The fastest ever camera T-CUP is the work of the research team at the INRS Universite De Recherche. The camera is so speedy that it can capture 10 trillion frames per second (fps). There have been a number of ultra-fast cameras which have been introduced for a past few years, but T-CUP leaves them all behind. This camera can be used to record the images in real time at a very short temporal resolution.
The aim of the team was to build a camera which could help in capturing the events which happen at the femtosecond range. This camera might help the scientists in various fields and for things like the nanoscale interaction between light and matter.
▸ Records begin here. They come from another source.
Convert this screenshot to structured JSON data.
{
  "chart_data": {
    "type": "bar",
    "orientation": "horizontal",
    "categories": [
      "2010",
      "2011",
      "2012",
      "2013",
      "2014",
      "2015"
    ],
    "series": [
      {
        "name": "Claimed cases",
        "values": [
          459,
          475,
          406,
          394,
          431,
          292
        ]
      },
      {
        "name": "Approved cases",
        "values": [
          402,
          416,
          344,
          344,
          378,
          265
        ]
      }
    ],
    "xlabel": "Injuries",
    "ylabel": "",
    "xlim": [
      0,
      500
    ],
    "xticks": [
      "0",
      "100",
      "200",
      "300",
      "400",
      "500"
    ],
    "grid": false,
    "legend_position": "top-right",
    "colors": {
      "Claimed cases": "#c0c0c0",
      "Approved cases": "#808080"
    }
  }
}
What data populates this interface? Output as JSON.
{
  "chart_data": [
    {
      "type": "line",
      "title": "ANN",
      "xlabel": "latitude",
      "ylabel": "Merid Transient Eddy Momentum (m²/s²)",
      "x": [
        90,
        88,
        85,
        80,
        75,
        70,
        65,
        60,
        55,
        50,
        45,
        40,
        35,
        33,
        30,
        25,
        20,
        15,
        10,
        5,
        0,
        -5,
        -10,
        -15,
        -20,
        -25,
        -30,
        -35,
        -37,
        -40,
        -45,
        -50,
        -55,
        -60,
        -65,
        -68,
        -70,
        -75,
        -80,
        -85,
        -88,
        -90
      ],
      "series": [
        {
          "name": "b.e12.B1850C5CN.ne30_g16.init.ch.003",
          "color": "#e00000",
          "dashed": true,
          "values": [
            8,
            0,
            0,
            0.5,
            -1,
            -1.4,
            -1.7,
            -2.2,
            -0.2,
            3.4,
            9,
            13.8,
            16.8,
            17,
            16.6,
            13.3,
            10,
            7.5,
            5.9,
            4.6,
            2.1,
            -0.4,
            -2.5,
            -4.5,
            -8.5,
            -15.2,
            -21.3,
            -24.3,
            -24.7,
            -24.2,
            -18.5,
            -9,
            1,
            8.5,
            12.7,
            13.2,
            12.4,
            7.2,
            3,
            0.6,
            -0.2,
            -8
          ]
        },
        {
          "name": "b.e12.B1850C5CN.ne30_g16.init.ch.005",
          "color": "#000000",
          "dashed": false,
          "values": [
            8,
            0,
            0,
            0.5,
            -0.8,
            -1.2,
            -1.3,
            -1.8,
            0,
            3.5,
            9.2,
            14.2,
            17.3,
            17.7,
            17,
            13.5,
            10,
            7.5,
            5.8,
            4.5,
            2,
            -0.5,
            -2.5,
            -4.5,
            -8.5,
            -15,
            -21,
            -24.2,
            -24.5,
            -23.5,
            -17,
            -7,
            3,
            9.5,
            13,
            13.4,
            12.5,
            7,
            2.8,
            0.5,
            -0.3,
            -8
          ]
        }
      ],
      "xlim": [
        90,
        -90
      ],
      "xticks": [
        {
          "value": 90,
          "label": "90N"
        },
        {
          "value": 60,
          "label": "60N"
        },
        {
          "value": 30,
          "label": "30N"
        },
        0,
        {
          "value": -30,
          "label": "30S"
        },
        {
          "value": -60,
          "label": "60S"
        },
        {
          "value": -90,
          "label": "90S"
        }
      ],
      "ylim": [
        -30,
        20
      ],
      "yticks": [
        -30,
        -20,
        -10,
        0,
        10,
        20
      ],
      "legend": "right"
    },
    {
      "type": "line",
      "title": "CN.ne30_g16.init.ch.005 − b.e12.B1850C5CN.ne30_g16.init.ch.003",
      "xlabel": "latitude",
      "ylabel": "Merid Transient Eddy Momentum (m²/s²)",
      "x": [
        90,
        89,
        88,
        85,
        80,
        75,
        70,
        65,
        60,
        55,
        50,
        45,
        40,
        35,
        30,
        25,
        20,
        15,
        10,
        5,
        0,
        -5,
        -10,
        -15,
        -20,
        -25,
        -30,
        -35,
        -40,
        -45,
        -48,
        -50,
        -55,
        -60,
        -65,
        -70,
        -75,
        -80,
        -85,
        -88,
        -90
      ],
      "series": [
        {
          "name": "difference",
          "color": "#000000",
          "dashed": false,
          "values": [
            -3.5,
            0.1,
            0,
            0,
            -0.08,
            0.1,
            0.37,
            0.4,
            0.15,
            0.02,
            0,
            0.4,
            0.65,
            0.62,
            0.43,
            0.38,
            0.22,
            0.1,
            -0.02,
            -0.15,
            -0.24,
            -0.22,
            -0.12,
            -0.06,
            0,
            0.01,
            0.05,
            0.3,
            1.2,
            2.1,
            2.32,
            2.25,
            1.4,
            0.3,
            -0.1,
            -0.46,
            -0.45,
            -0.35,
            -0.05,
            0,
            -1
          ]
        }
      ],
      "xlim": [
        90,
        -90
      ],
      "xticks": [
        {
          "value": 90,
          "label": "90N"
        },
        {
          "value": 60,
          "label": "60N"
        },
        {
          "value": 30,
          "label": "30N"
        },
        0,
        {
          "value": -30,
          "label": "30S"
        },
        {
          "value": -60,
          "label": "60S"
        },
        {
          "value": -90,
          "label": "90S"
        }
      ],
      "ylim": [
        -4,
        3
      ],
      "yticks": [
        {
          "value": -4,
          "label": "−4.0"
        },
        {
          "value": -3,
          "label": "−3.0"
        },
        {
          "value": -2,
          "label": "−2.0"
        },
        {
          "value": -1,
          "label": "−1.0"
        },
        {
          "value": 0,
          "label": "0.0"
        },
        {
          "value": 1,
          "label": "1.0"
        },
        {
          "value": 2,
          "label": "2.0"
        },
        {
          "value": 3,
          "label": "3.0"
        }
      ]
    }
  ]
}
Also, this will be very useful in capturing slow-motion imaging. Previously made ultrafast cameras were useful in capturing many things and helped the researchers, but T-CUP has made it possible to take images of the different phenomena, even light, but in supremely slow motion. This type of camera would be extremely useful in fields like physics and biology. T-CUP was built with a technology called CUP – compressed ultrafast photography, it is a method which is capable of 100 billion fps.
The team combined the femtosecond streak camera with a static camera to obtain a static image. Combined with the image obtained by the femtosecond camera, high-quality images can be obtained while recording ten trillion fps. In the initial results, it was able to capture 25 images which were each 400 femtoseconds apart. The team is planning to improve the system and they already see the possibility of expanding the speed to one quadrillion frames per second. Though, creating a camera like T-CUP is an accomplishment itself, as it will be invaluable in the fields of biology and physics.